How to Compute a Determinant using Row Operations

This video describes how to compute a determinant using row operations. This method is faster compared to the co-factor expansion method. The basic idea is to transfer the determinant to a triangular form without changing its value by utilizing the properties of determinants. The triangular form can be easily evaluated by multiplying the elements of the diagonal. The video starts with a quick review of some of the properties of determinants that will be utilized for computing the determinants in this video. Then, the video illustrates through an example the case of using swap operations to get a triangular form. After that, the main strategy for transferring a determinant to a triangular form is presented and illustrated through two examples: one with a 3x3 determinant and the other with a 4x4 determinant.

Video contents:
00:00 Intro
00:23 Review of properties of determinants
07:38 Overview of the method
08:18 Example 1 (Manipulation by swap operations)
12:17 Example 2 (Systematic reduction of 3x3 determinant to a triangular form)
23:38 Example 3 (Systematic reduction of 4x4 determinant to a triangular form)

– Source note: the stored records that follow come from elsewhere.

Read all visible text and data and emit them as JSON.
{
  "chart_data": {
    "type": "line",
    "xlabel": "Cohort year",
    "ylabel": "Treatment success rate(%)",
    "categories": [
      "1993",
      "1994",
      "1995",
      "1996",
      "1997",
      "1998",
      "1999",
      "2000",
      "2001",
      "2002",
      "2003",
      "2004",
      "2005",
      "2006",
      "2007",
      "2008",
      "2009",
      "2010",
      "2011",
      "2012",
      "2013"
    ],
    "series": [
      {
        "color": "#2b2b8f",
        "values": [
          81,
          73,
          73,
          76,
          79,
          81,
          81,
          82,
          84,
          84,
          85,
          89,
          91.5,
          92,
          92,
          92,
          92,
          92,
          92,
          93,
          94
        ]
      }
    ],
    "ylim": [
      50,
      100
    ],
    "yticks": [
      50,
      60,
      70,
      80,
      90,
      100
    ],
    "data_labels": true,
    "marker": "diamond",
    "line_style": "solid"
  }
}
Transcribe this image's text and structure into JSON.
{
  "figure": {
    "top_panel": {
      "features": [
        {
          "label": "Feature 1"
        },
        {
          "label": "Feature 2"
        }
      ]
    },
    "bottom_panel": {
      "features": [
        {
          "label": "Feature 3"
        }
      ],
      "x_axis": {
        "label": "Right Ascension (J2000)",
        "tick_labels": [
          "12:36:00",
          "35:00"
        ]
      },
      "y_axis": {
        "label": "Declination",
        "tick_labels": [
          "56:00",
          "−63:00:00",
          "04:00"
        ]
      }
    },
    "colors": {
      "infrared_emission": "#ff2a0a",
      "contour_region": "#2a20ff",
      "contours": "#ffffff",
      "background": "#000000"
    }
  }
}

To systematically compute the determinant by reducing it to a triangular form using row operations, follow these steps:

1. Know the target form that you are trying to get to. You generally want to have zeros below the k-th element for column k. For example, in column 2, you want to have zero below the second elements in the column [the target form is discussed and explained at 12:33 in the video].

2. Introduce zeros in the first column as per the target form, and then introduce zeros in the second column, and then in the third one, etc. It is essential to do this in sequence.

3. To make an element zero, use row operations as follows [the process is explained at 15:47 in the video]. Let us say we want to make the element in r3c2 [row 3, column 2] zero. Then, we need to modify row3 (this row of the element that we trying to make zero) by adding a multiple of row2 [we use row 2 because the element is in column 2. In general, for an element in column k, we will add multiple row k to the row containing the element that we trying to make zero]. Now, the question is: what multiple of row2 should we add? The key point here is using a multiple that makes the element zero. This will be: negative the element that we are trying to make zero divided by the corresponding element in the row that we are adding (i.e., -element in r3c2/element in r2c2).

Note: One problem that you may face is that the element that you are trying to divide by (r2c2) is zero, in which case you will not be able to divide.
So, what to do here? Simply swap the column with a column to its right that does not have zero in row2 (the row that we are adding).

What if there all the elements in row2 are zero (so, even if we swap, we get zero)? In this case, you really do not need to do anything as the determinant is zero! [Recall, a determinant with a row (or column) of zeros is zero]